|   Lukas schnappt 
        den Täter 
        von Martin Ripp für 
        Lukas   An 
        einem schönen Tag in den Sommerferien dieses Jahres stieg ich mit 
        meinem Opa Kuddel am Bahnhof Berne in die U-Bahn. Für Opa ist das 
        immer noch die Hochbahn. Opa hat noch die erste Ringbahn kennen gelernt, 
        die nur oberirdisch fuhr und deshalb auch Hochbahn hieß! Wir wollten bis zum Jungfernstieg fahren. Opa wollte mit mir eine Alster-Rundfahrt 
        mit dem alten Dampfschiff Sankt Georg' machen.
 Opa heißt eigentlich Karl, aber niemand nennt ihn so. Den Namen 
        hat Opa damals im Hamburger Hafen von seinen Kollegen bekommen, wo er 
        bis zur Rente gearbeitet hat. Er ist in Barmbek geboren und da sprachen 
        damals die meisten Menschen Plattdeutsch. Auch Opa spricht gern Platt. 
        Aber mit mir wenig, weil ich nicht so viel verstehen kann. Er will es 
        mir noch beibringen, damit diese Sprache nicht ausstirbt.
 Er 
        sagt immer: "Ich bin Barmbeker, und trotzdem ist aus mir was geworden. 
        Helmut Schmidt kommt auch aus Barmbek, und der wurde sogar Bundeskanzler!"
 Mit dem was geworden' hat Opa recht!
 Er schreibt 
        nämlich echt gute Geschichten und er macht auch noch Leichtathletik, 
        Laufen und so, obwohl er so alt ist, und seine Muskeln sind fast so stark 
        wie die von den Klitschkos! Er tobt mit mir herum wie ein junger Mann 
        und sagt nie, dass er müde ist. Macht sogar Wettrennen mit mir. Ich 
        gewinne immer! Aber ich glaube, er strengt sich gar nicht richtig an, 
        weil er will, dass ich Erster werde! - Ich habe ihn ganz doll lieb - und 
        nicht nur deswegen!! Meine Oma Bertha habe ich auch sehr lieb. Sie kocht mir immer Nudeln und 
        Pizza, wenn ich möchte, und sie geht mit mir zum Schwimmen. Sie liebt 
        auch Opa, ihren Mann, und nennt ihn Mein großer Märchenerzähler'. 

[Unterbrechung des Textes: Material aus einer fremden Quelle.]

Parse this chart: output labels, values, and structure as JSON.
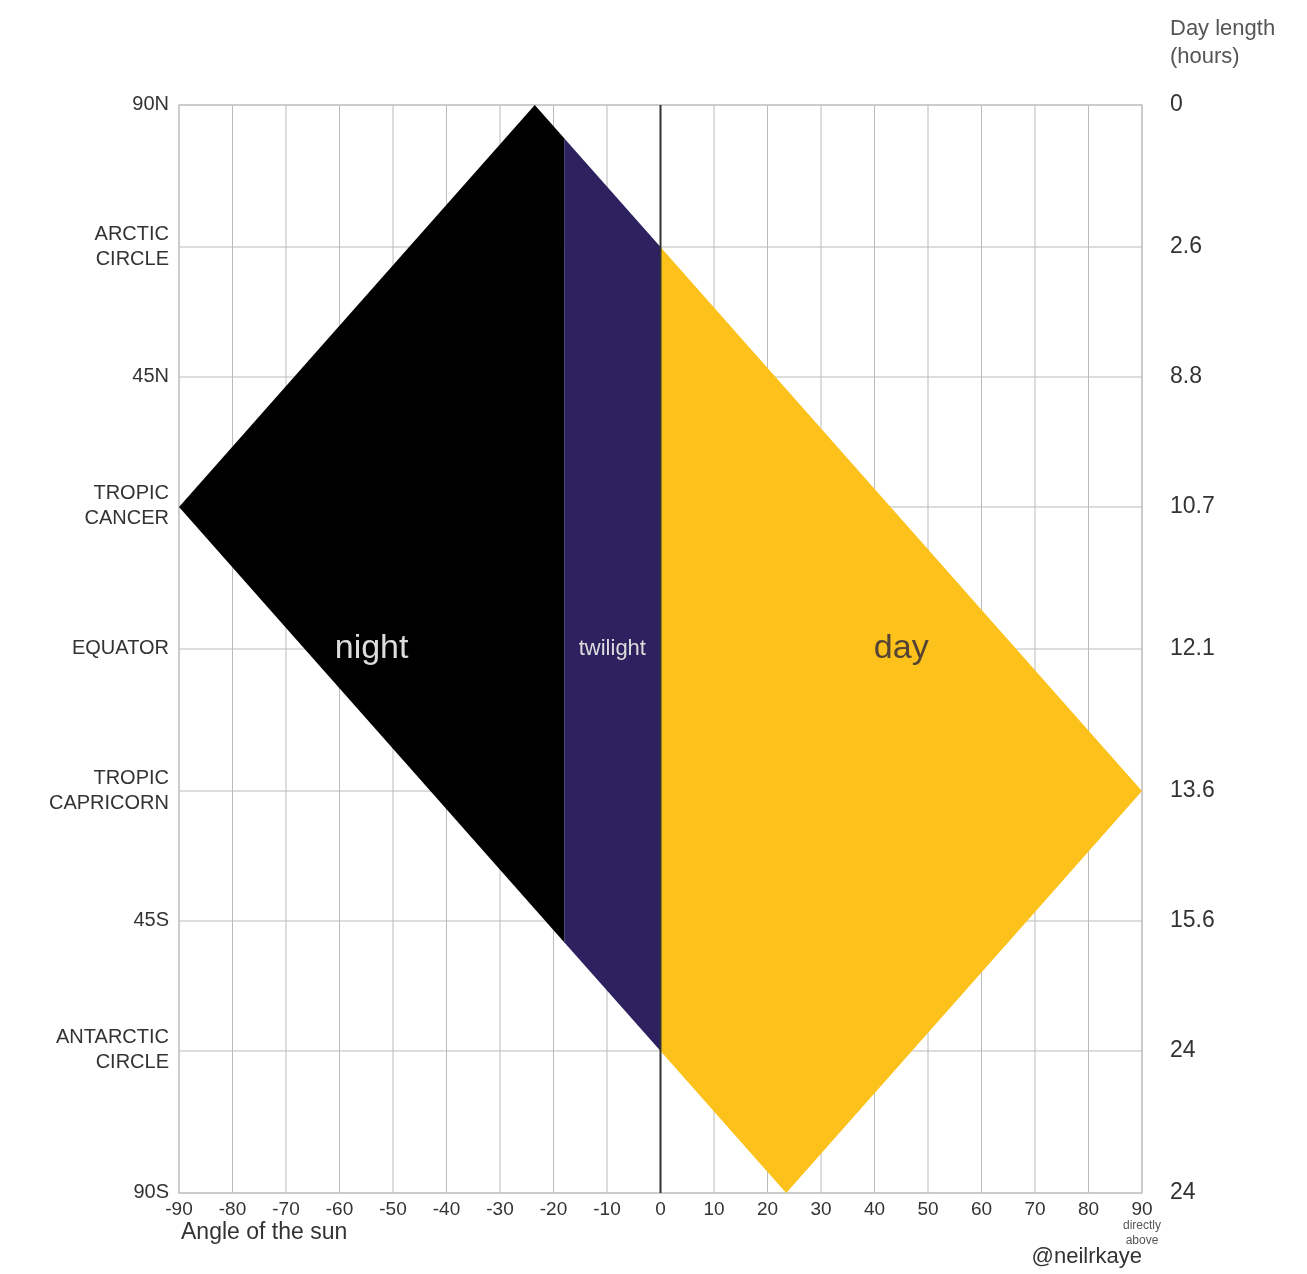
{
  "chart_data": {
    "type": "area",
    "xlabel": "Angle of the sun",
    "y2label": "Day length\n(hours)",
    "xlim": [
      -90,
      90
    ],
    "xticks": [
      -90,
      -80,
      -70,
      -60,
      -50,
      -40,
      -30,
      -20,
      -10,
      0,
      10,
      20,
      30,
      40,
      50,
      60,
      70,
      80,
      90
    ],
    "ylim": [
      -90,
      90
    ],
    "yticks": [
      {
        "value": 90,
        "label": "90N"
      },
      {
        "value": 66.5,
        "label": "ARCTIC\nCIRCLE"
      },
      {
        "value": 45,
        "label": "45N"
      },
      {
        "value": 23.5,
        "label": "TROPIC\nCANCER"
      },
      {
        "value": 0,
        "label": "EQUATOR"
      },
      {
        "value": -23.5,
        "label": "TROPIC\nCAPRICORN"
      },
      {
        "value": -45,
        "label": "45S"
      },
      {
        "value": -66.5,
        "label": "ANTARCTIC\nCIRCLE"
      },
      {
        "value": -90,
        "label": "90S"
      }
    ],
    "y2_categories": [
      "0",
      "2.6",
      "8.8",
      "10.7",
      "12.1",
      "13.6",
      "15.6",
      "24",
      "24"
    ],
    "grid": true,
    "series": [
      {
        "name": "night",
        "color": "#000000",
        "x": [
          -90,
          -23.5,
          -18,
          -18
        ],
        "values": [
          23.5,
          90,
          84.5,
          -48.5
        ]
      },
      {
        "name": "twilight",
        "color": "#2e2160",
        "x": [
          -18,
          0,
          0,
          -18
        ],
        "values": [
          84.5,
          66.5,
          -66.5,
          -48.5
        ]
      },
      {
        "name": "day",
        "color": "#fcc21b",
        "x": [
          0,
          90,
          23.5,
          0
        ],
        "values": [
          66.5,
          -23.5,
          -90,
          -66.5
        ]
      }
    ],
    "ref_lines": [
      {
        "axis": "x",
        "value": 0,
        "color": "#333333"
      }
    ],
    "annotations": [
      "directly above",
      "@neilrkaye"
    ]
  }
}
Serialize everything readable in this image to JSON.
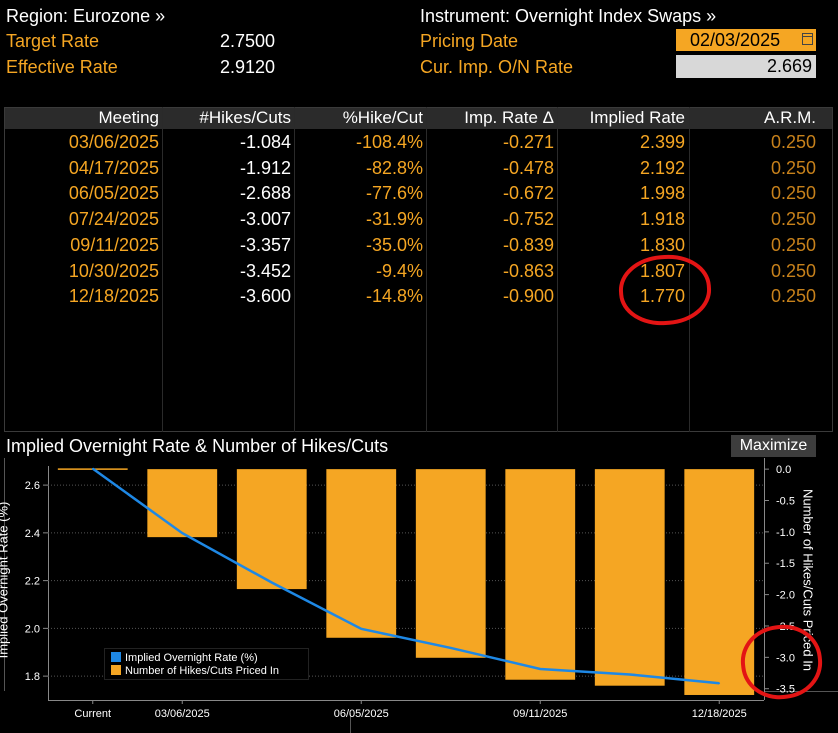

        Das ist doch viel mehr, als wenn andere zu ihrem Mann Schatzi' oder 
        Bärchen' sagen!! Aber sie meint wohl nicht, dass aus Opa was 
        geworden ist', denn wenn sie gefragt wird, was ihr Mann von Beruf war, 
        sagt sie nicht Hafenarbeiter, sondern Schauermann. Die Leute denken dann 
        wohl, ein Schauermann, der ist beim Wetterdienst, vielleicht ein Profi 
        für Regen- Schnee- und Graupelschauer.
 Aber jetzt 
        kommt das richtig Spannende. Ich muss es euch unbedingt erzählen.In der Hochbahn hing neben der Tür ein Bild von einem Mann und mit 
        viel Schrift, die ich noch nicht lesen konnte. Nur die Überschrift 
        konnte ich buchstabieren und fragte Opa: "Was heißt Be-loh-nung'?"
 Opa erklärte mir das und las dann den Text vor:
  BELOHNUNG! 
        
 Gesucht wird dieser Mann (Phantombild) Er ist ein Taschendieb und 
        hat es besonders auf die Portemonnaies älterer Damen abgesehen; verwickelt 
        sie meistens in ein Gespräch um sie abzulenken und schlägt dann 
        zu .Wir hatten in den letzten drei Wochen sieben Anzeigen. Er scheint 
        überwiegend in U- oder S-Bahnen seine Gaunereien auszuüben.
 Deswegen bitten wir Sie, liebe Fahrgäste, seien Sie vorsichtig und 
        beobachten Sie Ihre Mitreisenden. Die Bekleidung soll unterschiedlich 
        sein. Manchmal hat er einen Blaumann an, wie Handwerker ihn tragen. Aber 
        er soll auch normale Sommerjacken getragen haben. Ein besonderes Merkmal 
        ist eine quer über die linke Wange verlaufende tiefe Narbe
 Die Hamburger Hochbahn AG hat eine Belohnung von 1000 Euro ausgesetzt.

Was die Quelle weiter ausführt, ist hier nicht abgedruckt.